ISLAMABAD, Pakistan — Five judges resigned yesterday and hundreds of lawyers protested President Pervez Musharraf’s removal of Pakistan’s chief justice, deepening a political crisis for the military leader.

Gen. Musharraf suspended Supreme Court Chief Justice Iftikhar Mohammed Chaudhry on March 9 over unspecified assertions that he had abused his authority.

The move has sparked a nationwide strike by lawyers and protests by opposition activists and lawyers, drawing a forceful police response and hundreds of arrests.

Critics say Gen. Musharraf, who serves as both army chief and president, sought to remove the strong-willed Justice Chaudhry ahead of parliamentary and presidential elections expected within a year as legal challenges to his rule could have been brought to the Supreme Court. The government denies that the action was politically motivated.

Five judges submitted their resignations, following another who quit last week in protest of police manhandling of Justice Chaudhry.

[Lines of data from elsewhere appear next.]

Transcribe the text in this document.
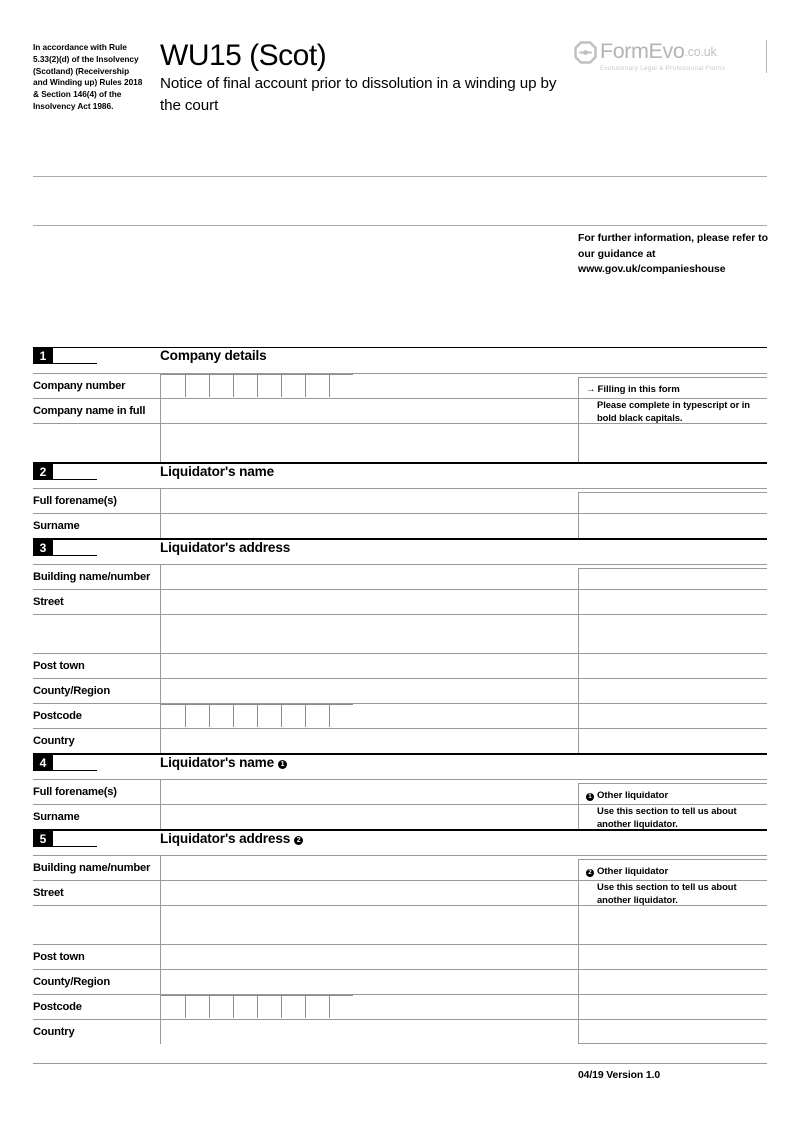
In accordance with Rule 5.33(2)(d) of the Insolvency (Scotland) (Receivership and Winding up) Rules 2018 & Section 146(4) of the Insolvency Act 1986.
WU15 (Scot)
Notice of final account prior to dissolution in a winding up by the court
FormEvo .co.uk
Evolutionary Legal & Professional Forms
For further information, please refer to our guidance at www.gov.uk/companieshouse
1	Company details
Company number
Company name in full
→ Filling in this form
Please complete in typescript or in bold black capitals.
2	Liquidator's name
Full forename(s)
Surname
3	Liquidator's address
Building name/number
Street
Post town
County/Region
Postcode
Country
4	Liquidator's name 1
Full forename(s)
Surname
1 Other liquidator
Use this section to tell us about another liquidator.
5	Liquidator's address 2
Building name/number
Street
Post town
County/Region
Postcode
Country
2 Other liquidator
Use this section to tell us about another liquidator.
04/19 Version 1.0
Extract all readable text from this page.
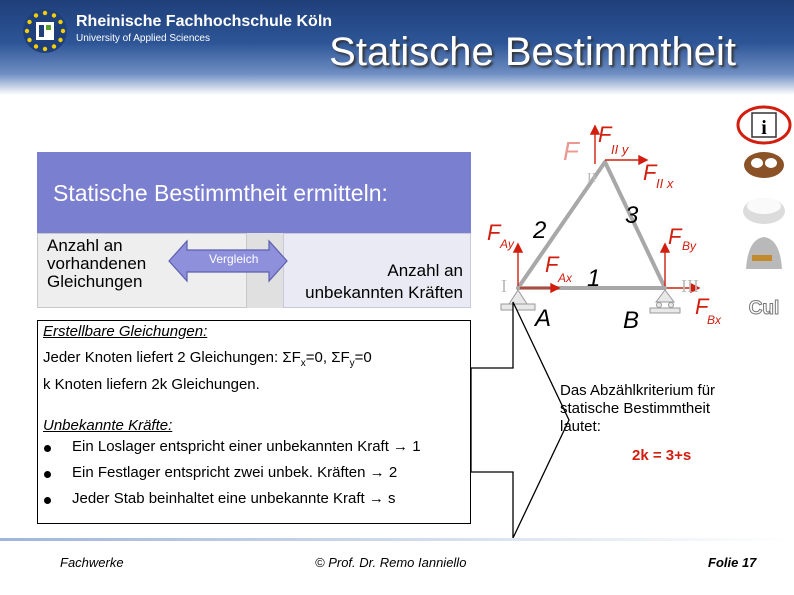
Rheinische Fachhochschule Köln
University of Applied Sciences	Statische Bestimmtheit
Statische Bestimmtheit ermitteln:
Anzahl an
vorhandenen
Gleichungen
Anzahl an
unbekannten Kräften
Vergleich
F
F
II y
II F II x
2
3
1
F Ay
F
Ax
F By
F
Bx
I	III
A	B
i
Cul
Erstellbare Gleichungen:
Jeder Knoten liefert 2 Gleichungen: $\Sigma F_x=0$, $\Sigma F_y=0$
k Knoten liefern 2k Gleichungen.
Unbekannte Kräfte:
Ein Loslager entspricht einer unbekannten Kraft → 1
Ein Festlager entspricht zwei unbek. Kräften → 2
Jeder Stab beinhaltet eine unbekannte Kraft → s
Das Abzählkriterium für
statische Bestimmtheit
lautet:
2k = 3+s
Fachwerke	© Prof. Dr. Remo Ianniello	Folie 17
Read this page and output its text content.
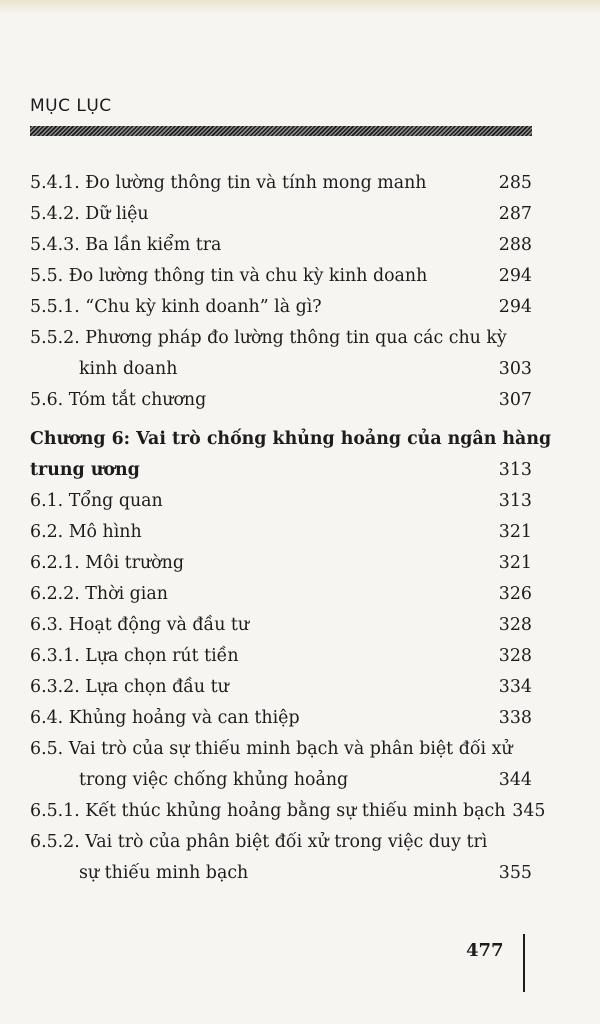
MỤC LỤC
5.4.1. Đo lường thông tin và tính mong manh	285
5.4.2. Dữ liệu	287
5.4.3. Ba lần kiểm tra	288
5.5. Đo lường thông tin và chu kỳ kinh doanh	294
5.5.1. “Chu kỳ kinh doanh” là gì?	294
5.5.2. Phương pháp đo lường thông tin qua các chu kỳ
kinh doanh	303
5.6. Tóm tắt chương	307
Chương 6: Vai trò chống khủng hoảng của ngân hàng
trung ương	313
6.1. Tổng quan	313
6.2. Mô hình	321
6.2.1. Môi trường	321
6.2.2. Thời gian	326
6.3. Hoạt động và đầu tư	328
6.3.1. Lựa chọn rút tiền	328
6.3.2. Lựa chọn đầu tư	334
6.4. Khủng hoảng và can thiệp	338
6.5. Vai trò của sự thiếu minh bạch và phân biệt đối xử
trong việc chống khủng hoảng	344
6.5.1. Kết thúc khủng hoảng bằng sự thiếu minh bạch 345
6.5.2. Vai trò của phân biệt đối xử trong việc duy trì
sự thiếu minh bạch	355
477
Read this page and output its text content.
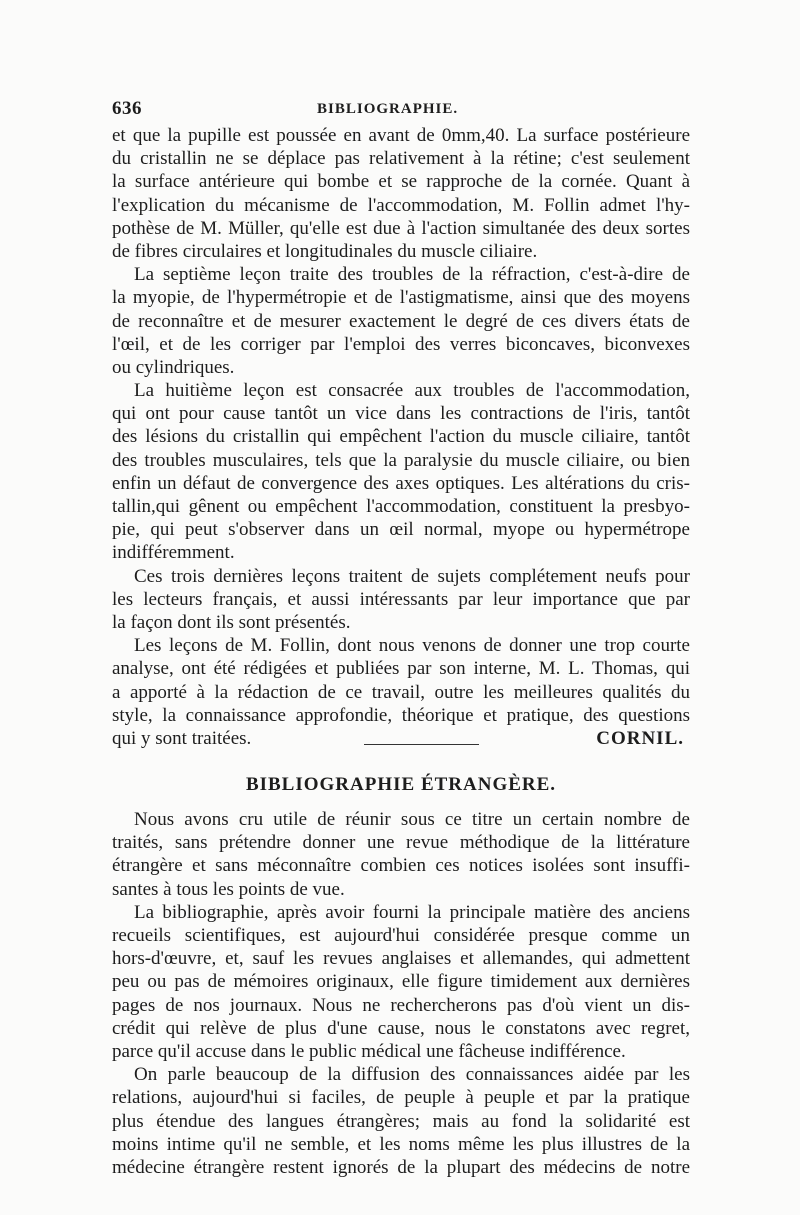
636	BIBLIOGRAPHIE.
et que la pupille est poussée en avant de 0mm,40. La surface postérieure
du cristallin ne se déplace pas relativement à la rétine; c'est seulement
la surface antérieure qui bombe et se rapproche de la cornée. Quant à
l'explication du mécanisme de l'accommodation, M. Follin admet l'hy-
pothèse de M. Müller, qu'elle est due à l'action simultanée des deux sortes
de fibres circulaires et longitudinales du muscle ciliaire.
La septième leçon traite des troubles de la réfraction, c'est-à-dire de
la myopie, de l'hypermétropie et de l'astigmatisme, ainsi que des moyens
de reconnaître et de mesurer exactement le degré de ces divers états de
l'œil, et de les corriger par l'emploi des verres biconcaves, biconvexes
ou cylindriques.
La huitième leçon est consacrée aux troubles de l'accommodation,
qui ont pour cause tantôt un vice dans les contractions de l'iris, tantôt
des lésions du cristallin qui empêchent l'action du muscle ciliaire, tantôt
des troubles musculaires, tels que la paralysie du muscle ciliaire, ou bien
enfin un défaut de convergence des axes optiques. Les altérations du cris-
tallin,qui gênent ou empêchent l'accommodation, constituent la presbyo-
pie, qui peut s'observer dans un œil normal, myope ou hypermétrope
indifféremment.
Ces trois dernières leçons traitent de sujets complétement neufs pour
les lecteurs français, et aussi intéressants par leur importance que par
la façon dont ils sont présentés.
Les leçons de M. Follin, dont nous venons de donner une trop courte
analyse, ont été rédigées et publiées par son interne, M. L. Thomas, qui
a apporté à la rédaction de ce travail, outre les meilleures qualités du
style, la connaissance approfondie, théorique et pratique, des questions
qui y sont traitées.	CORNIL.
BIBLIOGRAPHIE ÉTRANGÈRE.
Nous avons cru utile de réunir sous ce titre un certain nombre de
traités, sans prétendre donner une revue méthodique de la littérature
étrangère et sans méconnaître combien ces notices isolées sont insuffi-
santes à tous les points de vue.
La bibliographie, après avoir fourni la principale matière des anciens
recueils scientifiques, est aujourd'hui considérée presque comme un
hors-d'œuvre, et, sauf les revues anglaises et allemandes, qui admettent
peu ou pas de mémoires originaux, elle figure timidement aux dernières
pages de nos journaux. Nous ne rechercherons pas d'où vient un dis-
crédit qui relève de plus d'une cause, nous le constatons avec regret,
parce qu'il accuse dans le public médical une fâcheuse indifférence.
On parle beaucoup de la diffusion des connaissances aidée par les
relations, aujourd'hui si faciles, de peuple à peuple et par la pratique
plus étendue des langues étrangères; mais au fond la solidarité est
moins intime qu'il ne semble, et les noms même les plus illustres de la
médecine étrangère restent ignorés de la plupart des médecins de notre
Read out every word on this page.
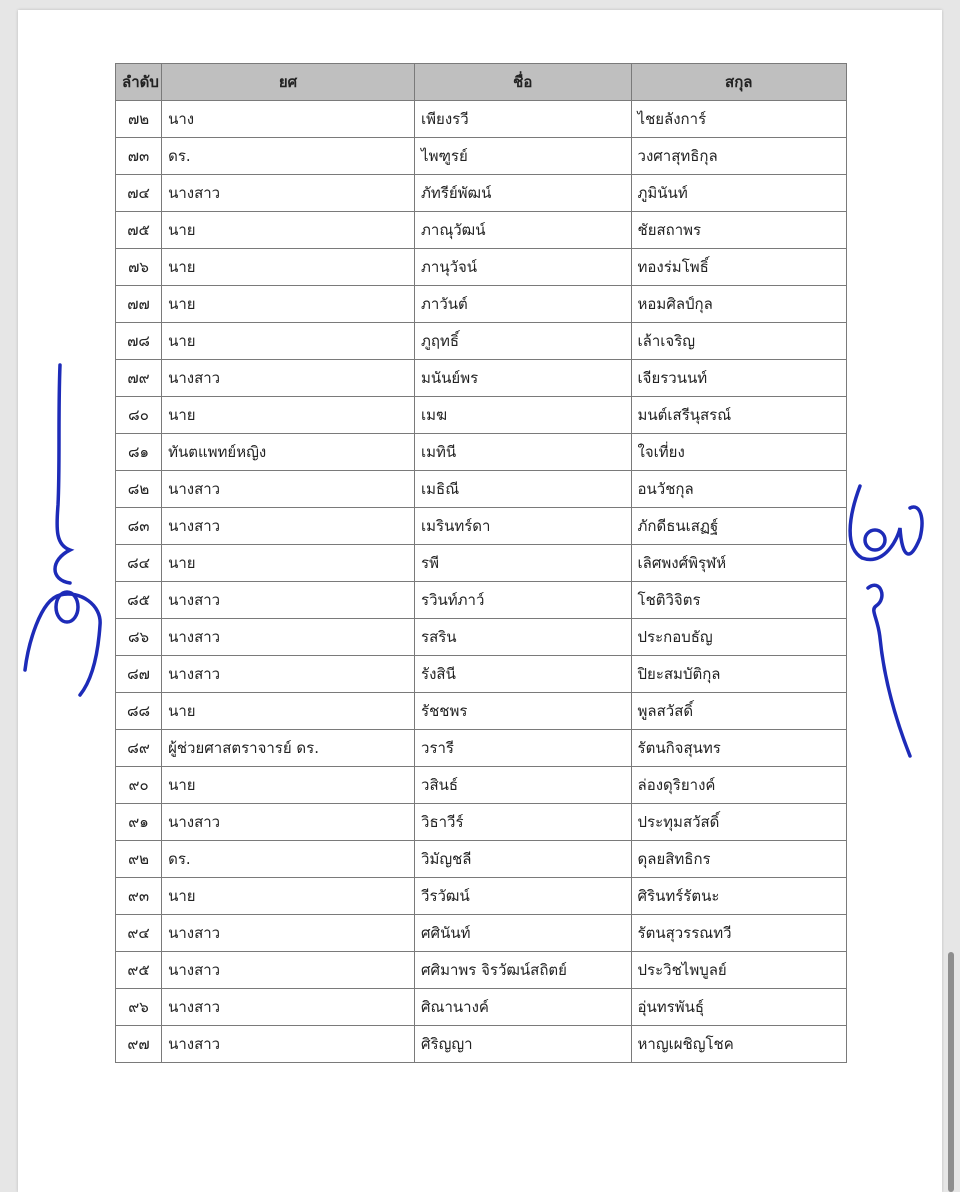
ลำดับ	ยศ	ชื่อ	สกุล
๗๒	นาง	เพียงรวี	ไชยลังการ์
๗๓	ดร.	ไพฑูรย์	วงศาสุทธิกุล
๗๔	นางสาว	ภัทรีย์พัฒน์	ภูมินันท์
๗๕	นาย	ภาณุวัฒน์	ชัยสถาพร
๗๖	นาย	ภานุวัจน์	ทองร่มโพธิ์
๗๗	นาย	ภาวันต์	หอมศิลป์กุล
๗๘	นาย	ภูฤทธิ์	เล้าเจริญ
๗๙	นางสาว	มนันย์พร	เจียรวนนท์
๘๐	นาย	เมฆ	มนต์เสรีนุสรณ์
๘๑	ทันตแพทย์หญิง	เมทินี	ใจเที่ยง
๘๒	นางสาว	เมธิณี	อนวัชกุล
๘๓	นางสาว	เมรินทร์ดา	ภักดีธนเสฏฐ์
๘๔	นาย	รพี	เลิศพงศ์พิรุฬห์
๘๕	นางสาว	รวินท์ภาว์	โชติวิจิตร
๘๖	นางสาว	รสริน	ประกอบธัญ
๘๗	นางสาว	รังสินี	ปิยะสมบัติกุล
๘๘	นาย	รัชชพร	พูลสวัสดิ์
๘๙	ผู้ช่วยศาสตราจารย์ ดร.	วรารี	รัตนกิจสุนทร
๙๐	นาย	วสินธ์	ล่องดุริยางค์
๙๑	นางสาว	วิธาวีร์	ประทุมสวัสดิ์
๙๒	ดร.	วิมัญชลี	ดุลยสิทธิกร
๙๓	นาย	วีรวัฒน์	ศิรินทร์รัตนะ
๙๔	นางสาว	ศศินันท์	รัตนสุวรรณทวี
๙๕	นางสาว	ศศิมาพร จิรวัฒน์สถิตย์	ประวิชไพบูลย์
๙๖	นางสาว	ศิณานางค์	อุ่นทรพันธุ์
๙๗	นางสาว	ศิริญญา	หาญเผชิญโชค
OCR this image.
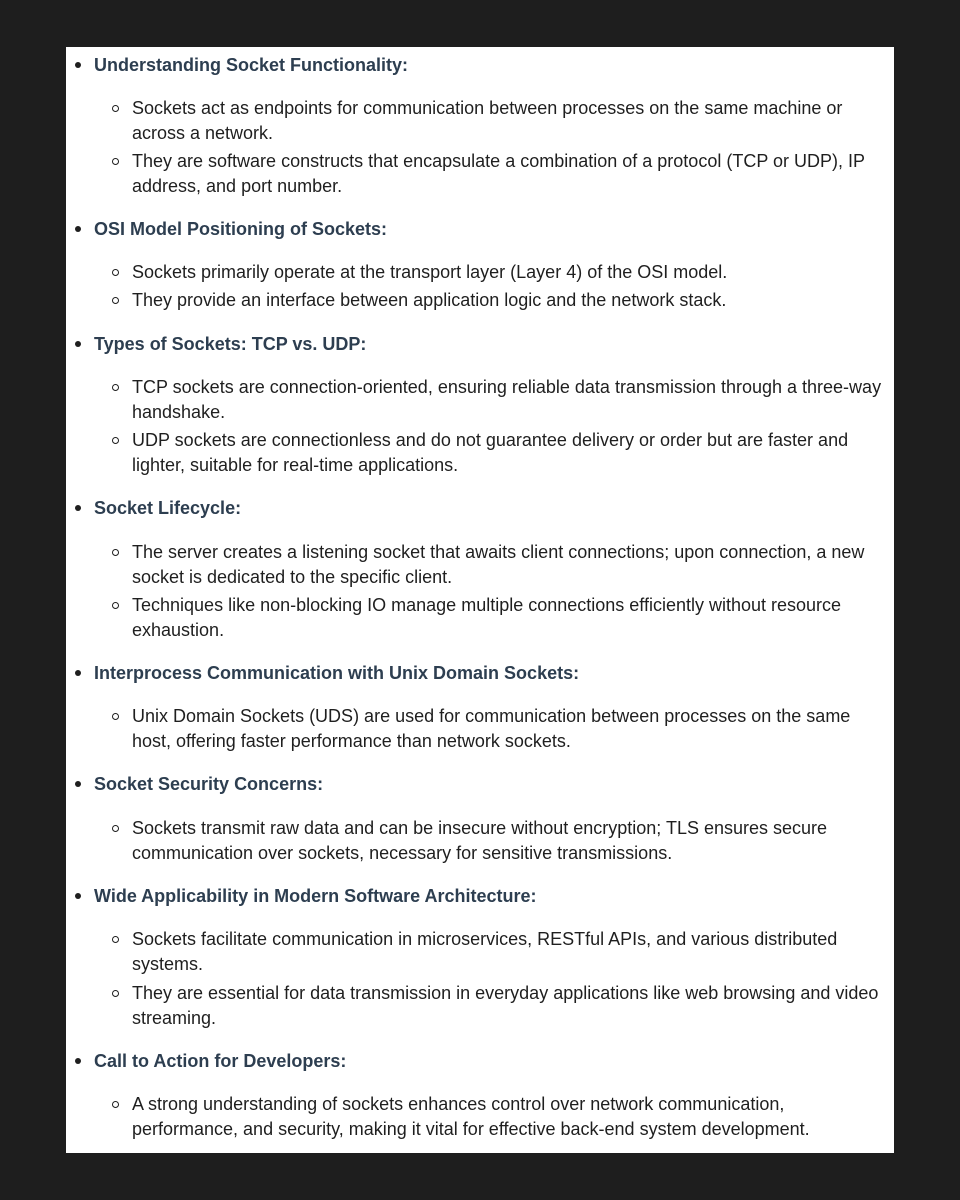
Understanding Socket Functionality:
Sockets act as endpoints for communication between processes on the same machine or across a network.
They are software constructs that encapsulate a combination of a protocol (TCP or UDP), IP address, and port number.
OSI Model Positioning of Sockets:
Sockets primarily operate at the transport layer (Layer 4) of the OSI model.
They provide an interface between application logic and the network stack.
Types of Sockets: TCP vs. UDP:
TCP sockets are connection-oriented, ensuring reliable data transmission through a three-way handshake.
UDP sockets are connectionless and do not guarantee delivery or order but are faster and lighter, suitable for real-time applications.
Socket Lifecycle:
The server creates a listening socket that awaits client connections; upon connection, a new socket is dedicated to the specific client.
Techniques like non-blocking IO manage multiple connections efficiently without resource exhaustion.
Interprocess Communication with Unix Domain Sockets:
Unix Domain Sockets (UDS) are used for communication between processes on the same host, offering faster performance than network sockets.
Socket Security Concerns:
Sockets transmit raw data and can be insecure without encryption; TLS ensures secure communication over sockets, necessary for sensitive transmissions.
Wide Applicability in Modern Software Architecture:
Sockets facilitate communication in microservices, RESTful APIs, and various distributed systems.
They are essential for data transmission in everyday applications like web browsing and video streaming.
Call to Action for Developers:
A strong understanding of sockets enhances control over network communication, performance, and security, making it vital for effective back-end system development.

“I have waited a few days before addressing you in the hope something will be done to remedy the harm done to the judicial organ of the state. It seems I have waited in vain,” Lahore High Court Judge Jawad S. Khawaja said in a resignation letter sent to Gen. Musharraf.

In Karachi, 1st Senior Civil Judge Ashraf Yar Khan said he was leaving his post because of “the present situation in the country” regarding the judiciary. Two more civil judges resigned in Karachi, and a third quit in the southern town of Pano Aqil, a judicial official in Karachi said on the condition of anonymity because he did not have permission to speak to the press.

About 1,000 lawyers rallied in Karachi, chanting “Go, Musharraf, go!” and “Free the chief justice!”

Lawyers in the city boycotted court proceedings and announced a strike for tomorrow, when a judicial complaint council will resume hearing Justice Chaudhry’s case, said Ali Ahmed Kurd, deputy chairman of the Pakistan Bar Council. The panel of top judges is supposed to decide whether Justice Chaudhry should be fired or reinstated.

Munir A. Malik, president of the Supreme Court Bar Association, said lawyers were also striking in the cities of Quetta, Rawalpindi, Peshawar and Lahore. He said 80 lawyers have been arrested on charges including treason, terrorism, damaging property and violating a ban on rallies. He predicted there would be more detentions.

“As the movement will increase, so will repression against lawyers,” he said.

Pakistan’s government is dominated by Gen. Musharraf, who took power in a bloodless coup in 1999, promising to restore democracy. But the unceremonious handling of Justice Chaudhry and brute force used to contain protests over his removal have sparked public outrage.

Speaking on a television talk show yesterday, Gen. Musharraf said elections expected this year will be held on time. He ruled out imposing an emergency to end the uproar over the suspension of the chief justice, Reuters news agency reported.